Despite a 90-day window that allows Bellator to exclusively negotiate with sought-after free agent Eddie Alvarez, the promotion's CEO Bjorn Rebney doesn't expect to take nearly that long to determine whether he can strike a deal with the former lightweight champion.
In a Friday night interview with MMA Fighting, Rebney said that Bellator has made Alvarez an offer, and that Alvarez's response will determine the next step. If he accepts it, he stays in the Bellator fold where he will be prominently featured as the promotion moves to its new broadest home on Spike. And if he doesn't, Rebney will allow him to bypass the remaining 70+ days of the exclusive negotiating period and take his talents to the open market, where he will no doubt be MMA's hottest commodity.
Such a move would ultimately benefit both sides, as it would allow Alvarez to restart his career faster than expected, while it would also offer Bellator a chance to properly gauge its assets as it heads into its pivotal 2013.
While Rebney at one point in the recent past seemed to indicate the promotion was prepared to move on without Alvarez, the two sides have had multiple conversations since Alvarez defeated Patricky "Pitbull" Freire on Oct. 12, satisfying the terms of his existing contract.
The talks began in the moments after the victory, when Rebney and Alvarez sat down together at Caesars Windsor for one hour, and have continued nearly daily since then, allowing the Bellator boss to present Alvarez his vision of the future, along with contract terms and other ancillary opportunities expected to come through Bellator's new ownership group, media conglomerate Viacom.
Of course, Alvarez's decision may come down to guaranteed money. Because the UFC has already expressed an interest in Alvarez, it's quite possible that he will at least temporarily bypass the Bellator offer in hopes of negotiating with the Las Vegas-based promotion and driving up his price. While ordinarily, that would require Alvarez to wait out the 90-day exclusive rights period, Rebney is willing to waive the clause and expedite the situation if Alvarez declines their offer while indicating a desire to test the open market before making a decision.
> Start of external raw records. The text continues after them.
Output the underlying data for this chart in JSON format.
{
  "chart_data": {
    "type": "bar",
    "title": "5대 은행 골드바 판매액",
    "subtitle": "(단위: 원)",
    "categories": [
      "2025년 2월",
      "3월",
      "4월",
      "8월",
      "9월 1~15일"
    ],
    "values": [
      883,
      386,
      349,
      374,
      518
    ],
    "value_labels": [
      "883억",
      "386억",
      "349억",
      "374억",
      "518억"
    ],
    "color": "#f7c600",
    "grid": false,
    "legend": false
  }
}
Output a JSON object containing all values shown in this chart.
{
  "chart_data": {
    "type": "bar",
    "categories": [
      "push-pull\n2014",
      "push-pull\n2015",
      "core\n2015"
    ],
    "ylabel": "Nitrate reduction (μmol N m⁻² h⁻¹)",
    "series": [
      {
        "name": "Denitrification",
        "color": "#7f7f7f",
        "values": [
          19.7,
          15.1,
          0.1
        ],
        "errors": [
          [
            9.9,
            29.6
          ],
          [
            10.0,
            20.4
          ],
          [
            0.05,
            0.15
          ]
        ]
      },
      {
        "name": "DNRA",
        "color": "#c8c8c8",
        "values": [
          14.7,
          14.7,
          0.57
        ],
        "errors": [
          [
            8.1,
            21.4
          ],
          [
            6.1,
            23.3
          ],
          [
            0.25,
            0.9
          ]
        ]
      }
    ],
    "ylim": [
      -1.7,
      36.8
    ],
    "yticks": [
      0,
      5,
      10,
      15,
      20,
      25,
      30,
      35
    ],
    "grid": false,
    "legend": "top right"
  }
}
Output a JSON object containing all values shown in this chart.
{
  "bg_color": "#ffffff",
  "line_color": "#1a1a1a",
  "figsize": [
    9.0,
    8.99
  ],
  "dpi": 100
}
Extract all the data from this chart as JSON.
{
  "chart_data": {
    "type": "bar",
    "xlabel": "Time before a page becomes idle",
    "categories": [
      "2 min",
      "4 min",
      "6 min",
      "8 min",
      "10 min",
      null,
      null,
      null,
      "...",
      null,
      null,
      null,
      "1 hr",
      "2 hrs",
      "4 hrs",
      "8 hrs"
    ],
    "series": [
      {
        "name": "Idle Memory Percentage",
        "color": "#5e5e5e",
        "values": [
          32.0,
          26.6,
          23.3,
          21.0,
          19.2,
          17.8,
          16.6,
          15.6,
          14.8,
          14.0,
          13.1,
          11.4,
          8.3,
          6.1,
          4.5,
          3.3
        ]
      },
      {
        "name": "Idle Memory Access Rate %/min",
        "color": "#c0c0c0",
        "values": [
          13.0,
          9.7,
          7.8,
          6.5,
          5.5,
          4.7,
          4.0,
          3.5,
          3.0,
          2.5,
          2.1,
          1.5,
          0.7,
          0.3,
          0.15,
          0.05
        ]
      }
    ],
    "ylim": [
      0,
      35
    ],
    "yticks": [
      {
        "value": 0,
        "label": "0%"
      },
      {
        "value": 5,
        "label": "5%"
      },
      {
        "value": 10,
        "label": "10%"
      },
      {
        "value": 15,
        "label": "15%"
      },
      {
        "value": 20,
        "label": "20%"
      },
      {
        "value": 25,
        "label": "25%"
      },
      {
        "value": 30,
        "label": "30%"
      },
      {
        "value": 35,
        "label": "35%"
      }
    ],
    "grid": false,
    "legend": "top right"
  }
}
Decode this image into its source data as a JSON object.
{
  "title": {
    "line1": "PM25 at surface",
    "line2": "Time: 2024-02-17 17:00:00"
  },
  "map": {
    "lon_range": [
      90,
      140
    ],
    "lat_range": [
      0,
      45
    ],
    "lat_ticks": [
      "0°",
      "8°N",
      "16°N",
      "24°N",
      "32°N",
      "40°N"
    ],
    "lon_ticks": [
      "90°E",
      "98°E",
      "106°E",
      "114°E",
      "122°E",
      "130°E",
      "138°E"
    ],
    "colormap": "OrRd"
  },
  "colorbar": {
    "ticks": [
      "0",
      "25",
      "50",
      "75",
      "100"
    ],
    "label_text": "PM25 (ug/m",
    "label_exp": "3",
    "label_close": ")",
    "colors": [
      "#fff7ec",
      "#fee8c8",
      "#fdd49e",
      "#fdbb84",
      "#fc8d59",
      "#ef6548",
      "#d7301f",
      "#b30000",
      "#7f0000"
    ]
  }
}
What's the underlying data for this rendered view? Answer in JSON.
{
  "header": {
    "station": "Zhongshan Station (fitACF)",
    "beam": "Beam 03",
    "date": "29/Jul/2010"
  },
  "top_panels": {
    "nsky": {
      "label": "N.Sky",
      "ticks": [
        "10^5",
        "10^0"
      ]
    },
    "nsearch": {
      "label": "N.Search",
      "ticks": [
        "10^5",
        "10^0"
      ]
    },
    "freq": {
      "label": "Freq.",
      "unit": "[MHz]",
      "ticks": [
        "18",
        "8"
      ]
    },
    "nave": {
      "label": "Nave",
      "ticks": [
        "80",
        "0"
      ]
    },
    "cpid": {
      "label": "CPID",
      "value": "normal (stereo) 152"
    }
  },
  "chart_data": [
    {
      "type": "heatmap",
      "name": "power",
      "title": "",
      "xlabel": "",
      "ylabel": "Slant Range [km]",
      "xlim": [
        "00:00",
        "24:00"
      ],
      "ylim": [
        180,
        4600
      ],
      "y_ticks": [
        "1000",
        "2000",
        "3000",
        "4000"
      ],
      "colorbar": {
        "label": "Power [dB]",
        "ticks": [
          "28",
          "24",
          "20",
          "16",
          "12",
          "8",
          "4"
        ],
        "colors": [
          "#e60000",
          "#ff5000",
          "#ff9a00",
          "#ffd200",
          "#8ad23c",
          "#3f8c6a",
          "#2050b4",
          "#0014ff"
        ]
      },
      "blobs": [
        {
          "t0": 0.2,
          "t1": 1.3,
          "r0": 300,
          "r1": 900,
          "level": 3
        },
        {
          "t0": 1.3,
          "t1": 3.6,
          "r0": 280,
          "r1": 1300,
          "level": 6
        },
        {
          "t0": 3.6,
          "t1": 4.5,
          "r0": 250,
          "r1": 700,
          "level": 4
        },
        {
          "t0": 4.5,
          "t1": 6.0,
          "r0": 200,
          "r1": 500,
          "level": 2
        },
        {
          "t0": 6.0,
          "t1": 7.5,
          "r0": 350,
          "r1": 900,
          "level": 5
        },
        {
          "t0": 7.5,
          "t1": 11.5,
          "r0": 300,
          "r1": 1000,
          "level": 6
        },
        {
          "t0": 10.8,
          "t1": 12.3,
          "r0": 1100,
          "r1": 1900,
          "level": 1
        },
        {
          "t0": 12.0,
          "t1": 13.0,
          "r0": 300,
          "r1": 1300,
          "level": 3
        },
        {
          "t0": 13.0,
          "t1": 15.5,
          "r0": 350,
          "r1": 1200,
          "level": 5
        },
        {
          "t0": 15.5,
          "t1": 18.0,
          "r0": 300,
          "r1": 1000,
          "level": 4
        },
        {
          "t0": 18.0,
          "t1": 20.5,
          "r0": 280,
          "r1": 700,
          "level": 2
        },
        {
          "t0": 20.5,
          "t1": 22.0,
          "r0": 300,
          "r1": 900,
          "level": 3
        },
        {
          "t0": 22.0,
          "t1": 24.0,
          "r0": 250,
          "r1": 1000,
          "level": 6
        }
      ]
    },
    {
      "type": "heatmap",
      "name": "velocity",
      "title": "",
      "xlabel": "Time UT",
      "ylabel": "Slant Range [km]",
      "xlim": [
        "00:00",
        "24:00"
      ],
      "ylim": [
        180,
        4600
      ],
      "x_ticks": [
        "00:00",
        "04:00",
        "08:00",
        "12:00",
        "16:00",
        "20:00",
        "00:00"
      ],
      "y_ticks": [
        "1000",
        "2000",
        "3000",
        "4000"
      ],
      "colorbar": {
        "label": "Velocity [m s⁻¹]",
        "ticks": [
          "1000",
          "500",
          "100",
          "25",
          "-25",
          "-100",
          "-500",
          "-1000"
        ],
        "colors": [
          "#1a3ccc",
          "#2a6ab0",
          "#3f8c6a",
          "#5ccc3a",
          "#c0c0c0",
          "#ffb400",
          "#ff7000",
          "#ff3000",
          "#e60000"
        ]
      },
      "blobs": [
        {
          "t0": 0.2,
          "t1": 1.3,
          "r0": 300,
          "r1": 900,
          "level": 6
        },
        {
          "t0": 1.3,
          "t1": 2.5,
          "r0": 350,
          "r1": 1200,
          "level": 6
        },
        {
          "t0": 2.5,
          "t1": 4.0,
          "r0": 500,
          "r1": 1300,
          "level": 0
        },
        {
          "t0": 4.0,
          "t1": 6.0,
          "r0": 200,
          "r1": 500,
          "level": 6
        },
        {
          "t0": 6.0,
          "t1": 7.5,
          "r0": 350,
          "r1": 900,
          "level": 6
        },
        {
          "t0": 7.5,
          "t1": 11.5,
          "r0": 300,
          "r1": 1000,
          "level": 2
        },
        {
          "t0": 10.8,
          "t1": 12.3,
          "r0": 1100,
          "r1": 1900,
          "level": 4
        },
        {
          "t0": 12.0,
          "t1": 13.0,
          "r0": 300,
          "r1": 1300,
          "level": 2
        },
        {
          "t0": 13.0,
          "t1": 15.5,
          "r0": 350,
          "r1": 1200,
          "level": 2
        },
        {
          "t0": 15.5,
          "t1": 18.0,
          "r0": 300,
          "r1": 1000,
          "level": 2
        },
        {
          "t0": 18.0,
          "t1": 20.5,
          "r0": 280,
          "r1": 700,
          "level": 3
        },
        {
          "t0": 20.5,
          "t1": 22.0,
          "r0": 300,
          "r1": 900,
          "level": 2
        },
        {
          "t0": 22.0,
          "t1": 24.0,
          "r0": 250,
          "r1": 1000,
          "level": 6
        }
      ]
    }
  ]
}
If that happens, Rebney expects the situation to resolve itself quickly as the UFC is likely to swoop in with an offer, and Bellator will have a chance to match it.
"My read on Ed is that he's approached these talks professionally and totally in good faith," Rebney said. "He's made the effort to come sit and talk to us. He's followed up and asked a lot of questions as far as what we can do for him, the exposure we can provide and what other doors we can open. He's been very engaged. Ed's been rock-solid for us for years, and if he wants to see what they are going to offer, I'm going to let him see."
Rebney said that within 3-4 days, he expects to either be announcing that Alvarez is staying with Bellator, or that he's cutting short the exclusive rights window and setting Alvarez free to look elsewhere.
It's a situation that is all too familiar for Rebney, who went through it six months ago with Hector Lombard, who was at the time Bellator's reigning middleweight champion. In that instance, Lombard hit the open market, where he was immediately offered a lucrative deal with the UFC.
Rebney said that contract, which according to him paid Lombard a $400,000 signing bonus, a $300,000 starting purse per fight and pay-per-view participation points, was cost-prohibitive from Bellator's standpoint.
If the UFC came in with a similar offer for Alvarez, who is considered by most observers to be right around the top five lightweights in the world, it is believed that would make him the highest-paid 155-pounder in the UFC. On the other hand, Lombard's debut in the UFC was considered a disappointment, as he lost a lackluster split-decision to Tim Boetsch. That development could cause the UFC to reconsider a big-money offer for another free agent.
"It's an interesting spot," Rebney said. "We've talked about the dynamics for months about him staying or leaving. We don't make decisions based off emotions. We do our analysis and try to determine if it fits in our model. Eddie can say, 'I'm going to go see what they offer,' and if he does, there's no reason to dance. If he wants to look at what they're offering -- and I don't think that's unreasonable, by the way -- I'll open the door sooner than we're required. I'm not saying we won't come to an agreement, but even though we're having some good talks, that's what it might come down to."